Photo from FastCoExist

Oh how dreadful that morning commute can be. Even with the help of podcasts, books, game apps, 16 gigs of music– it can still be a soul draining bore. Good news! Japan may have come up with a cure to Common Commuter Dread.

Soradofarm makes rooftop gardens at Japanese train stations.

Japan’s Soradofarm scheme places garden allotments on top of train stations so commuters can fit vegetable growing into their busy lifestyles. Forget to pack a lunch? No problem, just grab some of your harvest on the roof of the train station for a farm-to-cubicle meal.

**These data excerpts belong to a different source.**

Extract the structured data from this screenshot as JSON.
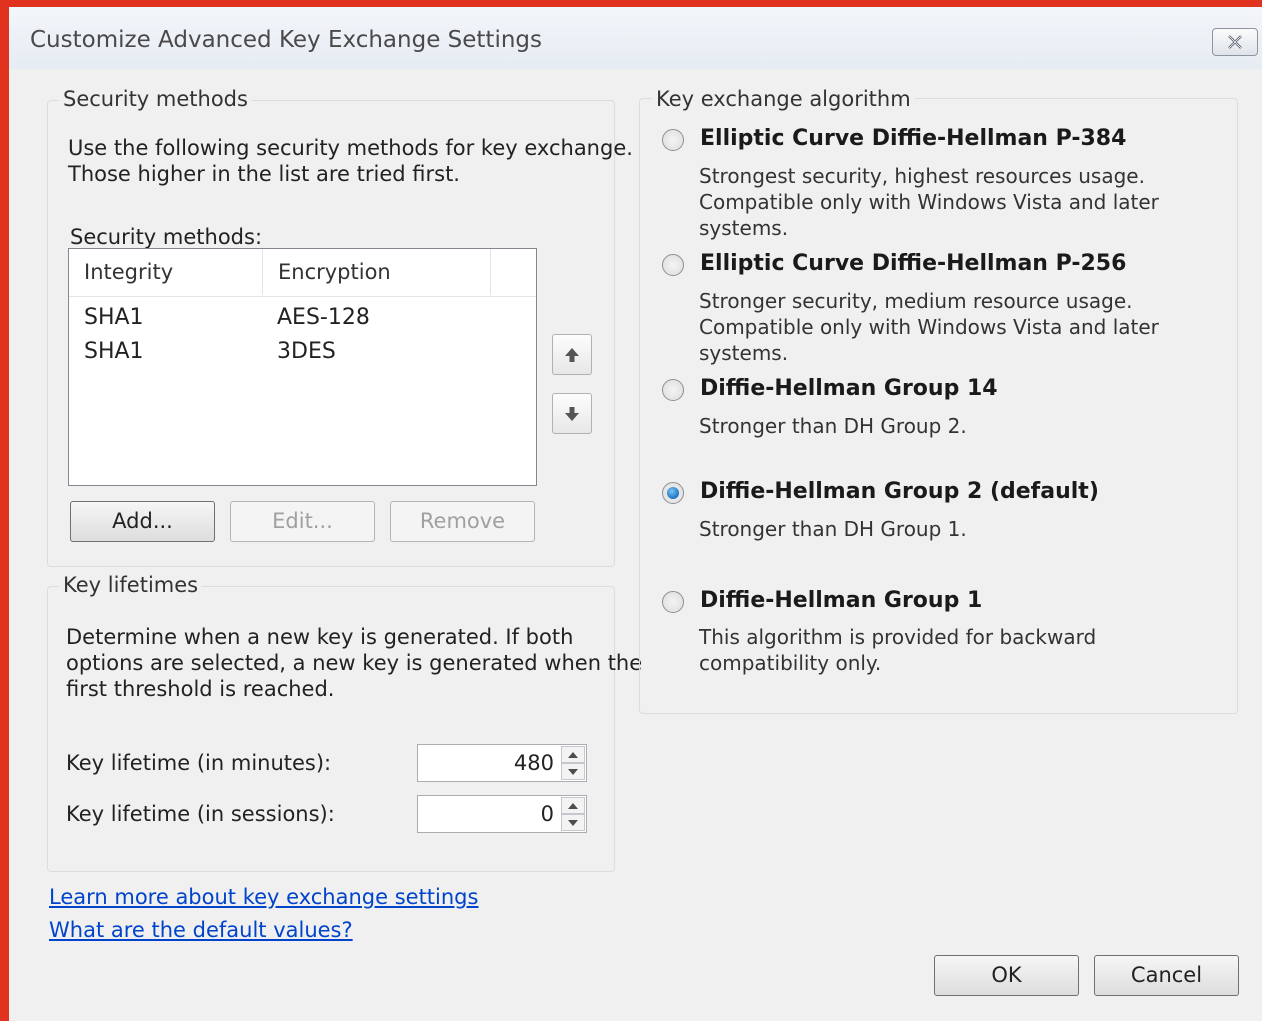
{
  "window": {
    "title": "Customize Advanced Key Exchange Settings",
    "close_icon": "close-icon"
  },
  "security_methods": {
    "legend": "Security methods",
    "description_line1": "Use the following security methods for key exchange.",
    "description_line2": "Those higher in the list are tried first.",
    "list_label": "Security methods:",
    "columns": [
      "Integrity",
      "Encryption"
    ],
    "rows": [
      {
        "integrity": "SHA1",
        "encryption": "AES-128"
      },
      {
        "integrity": "SHA1",
        "encryption": "3DES"
      }
    ],
    "add_label": "Add...",
    "edit_label": "Edit...",
    "remove_label": "Remove",
    "move_up_icon": "arrow-up-icon",
    "move_down_icon": "arrow-down-icon"
  },
  "key_lifetimes": {
    "legend": "Key lifetimes",
    "description_line1": "Determine when a new key is generated. If both",
    "description_line2": "options are selected, a new key is generated when the",
    "description_line3": "first threshold is reached.",
    "minutes_label": "Key lifetime (in minutes):",
    "minutes_value": "480",
    "sessions_label": "Key lifetime (in sessions):",
    "sessions_value": "0"
  },
  "algorithm": {
    "legend": "Key exchange algorithm",
    "selected": "dh-group-2",
    "options": [
      {
        "id": "ecdh-p384",
        "title": "Elliptic Curve Diffie-Hellman P-384",
        "desc": [
          "Strongest security, highest resources usage.",
          "Compatible only with Windows Vista and later",
          "systems."
        ]
      },
      {
        "id": "ecdh-p256",
        "title": "Elliptic Curve Diffie-Hellman P-256",
        "desc": [
          "Stronger security, medium resource usage.",
          "Compatible only with Windows Vista and later",
          "systems."
        ]
      },
      {
        "id": "dh-group-14",
        "title": "Diffie-Hellman Group 14",
        "desc": [
          "Stronger than DH Group 2."
        ]
      },
      {
        "id": "dh-group-2",
        "title": "Diffie-Hellman Group 2 (default)",
        "desc": [
          "Stronger than DH Group 1."
        ]
      },
      {
        "id": "dh-group-1",
        "title": "Diffie-Hellman Group 1",
        "desc": [
          "This algorithm is provided for backward",
          "compatibility only."
        ]
      }
    ]
  },
  "links": {
    "learn_more": "Learn more about key exchange settings",
    "defaults": "What are the default values?"
  },
  "footer": {
    "ok_label": "OK",
    "cancel_label": "Cancel"
  }
}
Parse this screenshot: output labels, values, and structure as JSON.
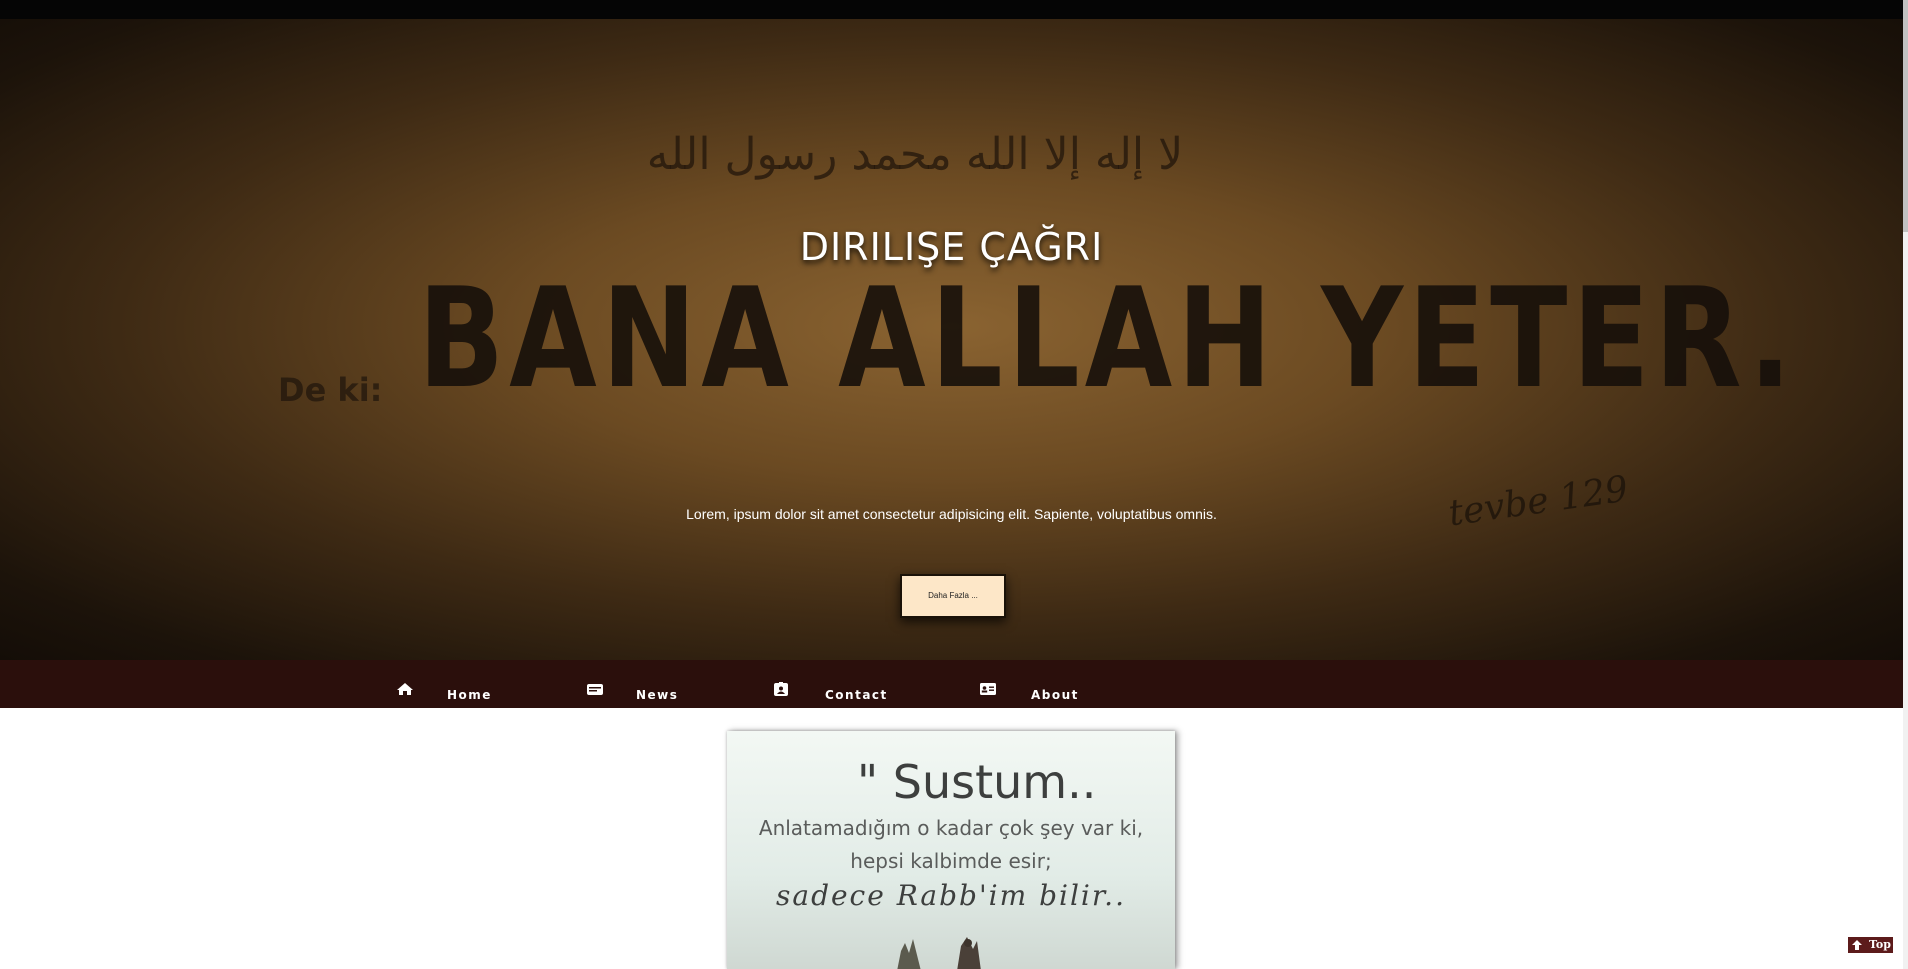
{
  "hero": {
    "background_arabic": "لا إله إلا الله محمد رسول الله",
    "background_prefix": "De ki:",
    "background_slogan": "BANA ALLAH YETER.",
    "background_signature": "tevbe 129",
    "title": "DIRILIŞE ÇAĞRI",
    "text": "Lorem, ipsum dolor sit amet consectetur adipisicing elit. Sapiente, voluptatibus omnis.",
    "button_label": "Daha Fazla ..."
  },
  "nav": {
    "items": [
      {
        "label": "Home",
        "icon": "home-icon"
      },
      {
        "label": "News",
        "icon": "news-icon"
      },
      {
        "label": "Contact",
        "icon": "contact-icon"
      },
      {
        "label": "About",
        "icon": "about-card-icon"
      }
    ]
  },
  "quote_card": {
    "line1": "\" Sustum..",
    "line2": "Anlatamadığım o kadar çok şey var ki,",
    "line3": "hepsi kalbimde esir;",
    "line4": "sadece Rabb'im bilir.."
  },
  "back_to_top": {
    "label": "Top",
    "icon": "arrow-up-icon"
  },
  "colors": {
    "top_bar": "#050505",
    "navbar": "#2b0f0c",
    "button_bg": "#fde7c8",
    "top_button": "#5c1b1b"
  }
}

Japan1Photo from FastCoExist

Here’s how it works. For one, no experience necessary. The rooftop garden plots aren’t only for the pros. Anyone can have one for JPY 100,440 a year, which buys a 3 meters squared plot along with garden tool and equipment usage. For an extra fee, arrangements can be made to have plots weeded. There are experts available for an extra fee as well.

Train stations in Japan have rooftop gardens for commuters

There are currently five Soradofarms located across the country’s rail network. They were developed in collaboration with Ekipara and JR East trains. The largest is 161 meters squared, and is part of the Ebisu Green Garden space on top of the JR Ebisu station in Tokyo. JR East plans to continue growing the rooftop gardens, hoping to encompass all of its stations in Japan in the coming years.

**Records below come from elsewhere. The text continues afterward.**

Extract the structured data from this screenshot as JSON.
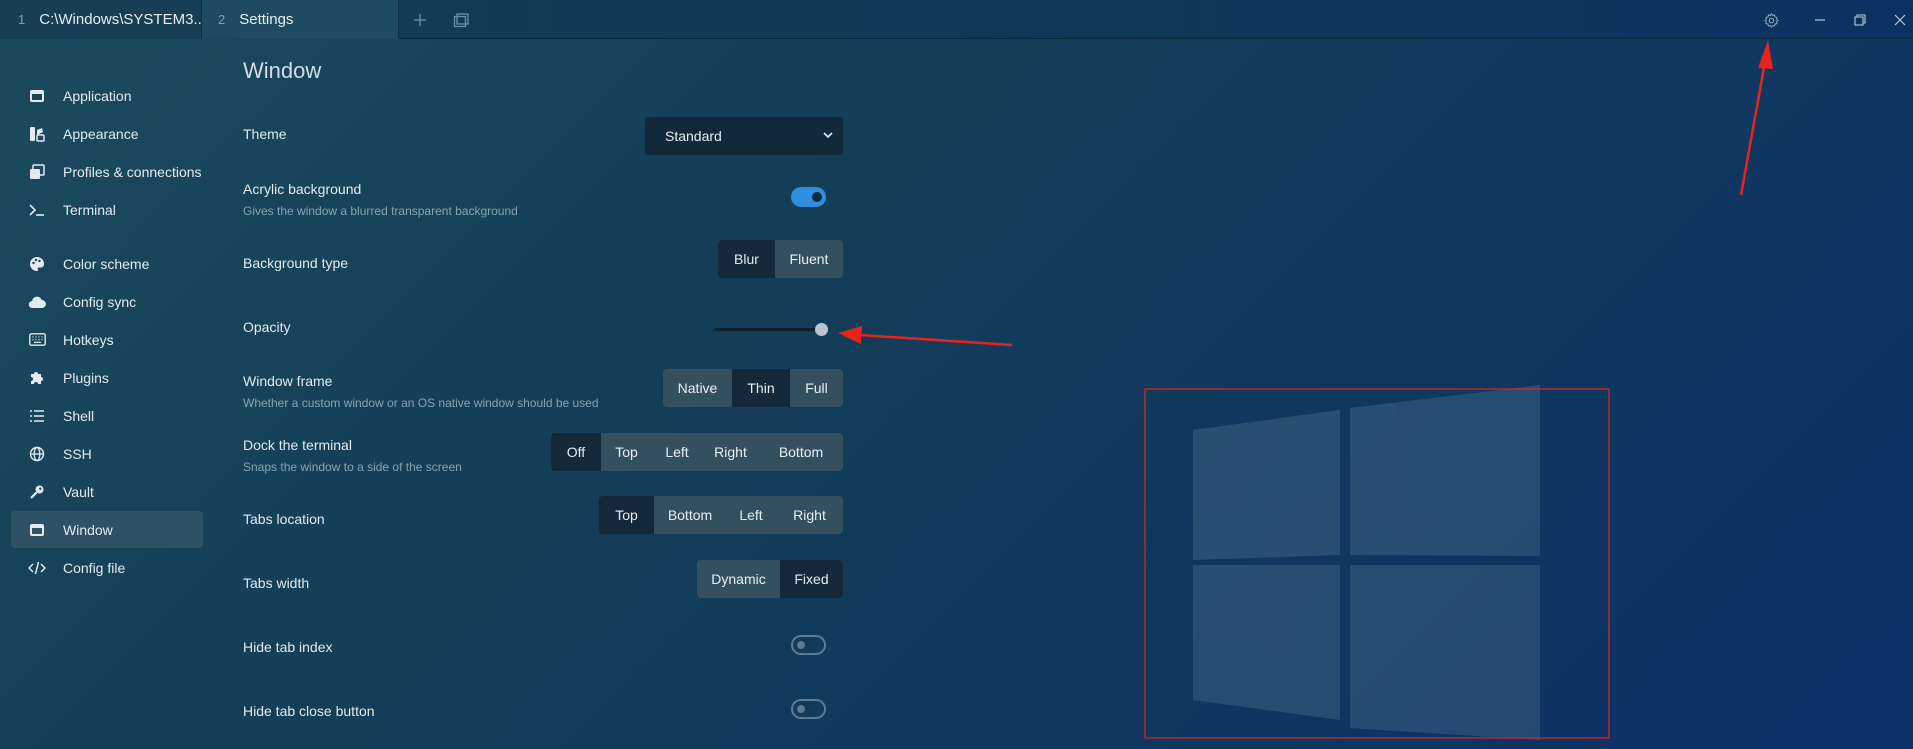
{
  "tabs": [
    {
      "index": "1",
      "title": "C:\\Windows\\SYSTEM3..."
    },
    {
      "index": "2",
      "title": "Settings"
    }
  ],
  "titlebar_icons": [
    "plus-icon",
    "layers-icon",
    "gear-icon",
    "minimize-icon",
    "restore-icon",
    "close-icon"
  ],
  "sidebar": {
    "items": [
      {
        "label": "Application",
        "icon": "window-icon"
      },
      {
        "label": "Appearance",
        "icon": "palette-grid-icon"
      },
      {
        "label": "Profiles & connections",
        "icon": "profiles-icon"
      },
      {
        "label": "Terminal",
        "icon": "terminal-prompt-icon"
      },
      {
        "label": "Color scheme",
        "icon": "palette-icon"
      },
      {
        "label": "Config sync",
        "icon": "cloud-icon"
      },
      {
        "label": "Hotkeys",
        "icon": "keyboard-icon"
      },
      {
        "label": "Plugins",
        "icon": "puzzle-icon"
      },
      {
        "label": "Shell",
        "icon": "list-icon"
      },
      {
        "label": "SSH",
        "icon": "globe-icon"
      },
      {
        "label": "Vault",
        "icon": "key-icon"
      },
      {
        "label": "Window",
        "icon": "window-icon",
        "active": true
      },
      {
        "label": "Config file",
        "icon": "code-icon"
      }
    ]
  },
  "main": {
    "title": "Window",
    "theme": {
      "label": "Theme",
      "value": "Standard"
    },
    "acrylic": {
      "label": "Acrylic background",
      "desc": "Gives the window a blurred transparent background",
      "on": true
    },
    "background_type": {
      "label": "Background type",
      "options": [
        "Blur",
        "Fluent"
      ],
      "selected": "Blur"
    },
    "opacity": {
      "label": "Opacity",
      "value": 0.95
    },
    "window_frame": {
      "label": "Window frame",
      "desc": "Whether a custom window or an OS native window should be used",
      "options": [
        "Native",
        "Thin",
        "Full"
      ],
      "selected": "Thin"
    },
    "dock": {
      "label": "Dock the terminal",
      "desc": "Snaps the window to a side of the screen",
      "options": [
        "Off",
        "Top",
        "Left",
        "Right",
        "Bottom"
      ],
      "selected": "Off"
    },
    "tabs_location": {
      "label": "Tabs location",
      "options": [
        "Top",
        "Bottom",
        "Left",
        "Right"
      ],
      "selected": "Top"
    },
    "tabs_width": {
      "label": "Tabs width",
      "options": [
        "Dynamic",
        "Fixed"
      ],
      "selected": "Fixed"
    },
    "hide_tab_index": {
      "label": "Hide tab index",
      "on": false
    },
    "hide_tab_close": {
      "label": "Hide tab close button",
      "on": false
    }
  },
  "colors": {
    "accent": "#2f8ee0",
    "annotation": "#e8231c"
  }
}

Besides saving us from the monotony of a morning commute, rooftop gardens cropping up all over the world offer huge benefits. City spaces are small and the time of city dwellers is stretched. We can’t let that stop us! Creatively incorporating gardening into city culture like Sorafarm did will provide large amounts of the population access to health, beauty and very importantly, sanity.

via Springwise.


  1. Robert FORD said:

    Great article, Martin! and I’d love to hear more about Japan (I’m doing my senior thesis on the “cross-pollination” of ideas from the community garden movement traditions from America (and worldwide) and the unique contributions of Japan’s Urban Farm Garden and aesthetic (“Zen Garden”) movements for better urban living. If you have any links towards that end or just want to weigh in, I’d love to hear from you!

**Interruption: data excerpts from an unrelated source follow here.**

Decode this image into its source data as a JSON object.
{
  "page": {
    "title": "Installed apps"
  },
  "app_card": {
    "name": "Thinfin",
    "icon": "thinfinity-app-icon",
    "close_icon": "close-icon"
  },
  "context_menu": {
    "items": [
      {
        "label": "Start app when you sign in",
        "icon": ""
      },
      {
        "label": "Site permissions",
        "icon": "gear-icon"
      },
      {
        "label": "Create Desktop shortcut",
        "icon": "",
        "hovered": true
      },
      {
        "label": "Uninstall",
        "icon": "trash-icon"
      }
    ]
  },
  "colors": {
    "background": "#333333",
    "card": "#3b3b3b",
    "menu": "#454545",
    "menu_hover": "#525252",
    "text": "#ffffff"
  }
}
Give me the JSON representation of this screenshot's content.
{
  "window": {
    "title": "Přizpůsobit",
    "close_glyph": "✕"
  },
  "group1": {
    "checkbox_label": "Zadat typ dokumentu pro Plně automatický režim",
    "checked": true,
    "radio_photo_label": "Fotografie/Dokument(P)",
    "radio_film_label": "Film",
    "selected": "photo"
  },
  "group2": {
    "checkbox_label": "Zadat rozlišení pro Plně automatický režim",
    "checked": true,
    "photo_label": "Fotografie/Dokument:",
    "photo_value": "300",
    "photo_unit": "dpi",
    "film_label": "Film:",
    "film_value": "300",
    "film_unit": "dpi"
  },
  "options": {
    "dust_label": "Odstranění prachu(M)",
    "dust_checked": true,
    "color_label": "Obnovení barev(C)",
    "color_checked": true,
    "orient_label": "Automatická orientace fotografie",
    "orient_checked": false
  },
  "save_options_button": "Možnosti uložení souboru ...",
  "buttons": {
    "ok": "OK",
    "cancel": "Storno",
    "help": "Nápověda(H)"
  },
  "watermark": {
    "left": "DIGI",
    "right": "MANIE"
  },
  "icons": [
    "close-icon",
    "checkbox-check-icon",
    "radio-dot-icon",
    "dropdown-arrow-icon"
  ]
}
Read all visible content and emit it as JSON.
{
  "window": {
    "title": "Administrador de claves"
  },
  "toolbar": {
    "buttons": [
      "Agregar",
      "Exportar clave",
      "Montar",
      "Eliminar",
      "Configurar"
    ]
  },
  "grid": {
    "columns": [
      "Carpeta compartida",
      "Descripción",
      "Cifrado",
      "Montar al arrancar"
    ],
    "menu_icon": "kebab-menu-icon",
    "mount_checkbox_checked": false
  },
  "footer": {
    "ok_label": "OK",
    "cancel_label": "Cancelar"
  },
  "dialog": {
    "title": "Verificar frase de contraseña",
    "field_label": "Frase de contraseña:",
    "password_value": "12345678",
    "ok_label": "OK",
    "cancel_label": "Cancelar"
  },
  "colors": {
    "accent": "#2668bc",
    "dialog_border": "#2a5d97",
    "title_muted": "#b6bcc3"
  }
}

    — April 5, 2014 @ 18:36

  2. commonweeder said:

    I live out in the country and have acres at my disposal, but that era in my life is growing short so I am looking with interest at all manner of urban gardens. This is fascinating!

    — April 7, 2014 @ 10:14

  3. San Diego Home Designer said:

    Wow! This is cool. I will definitely go here once I go to Japan. Are they allowed to plant anything they want?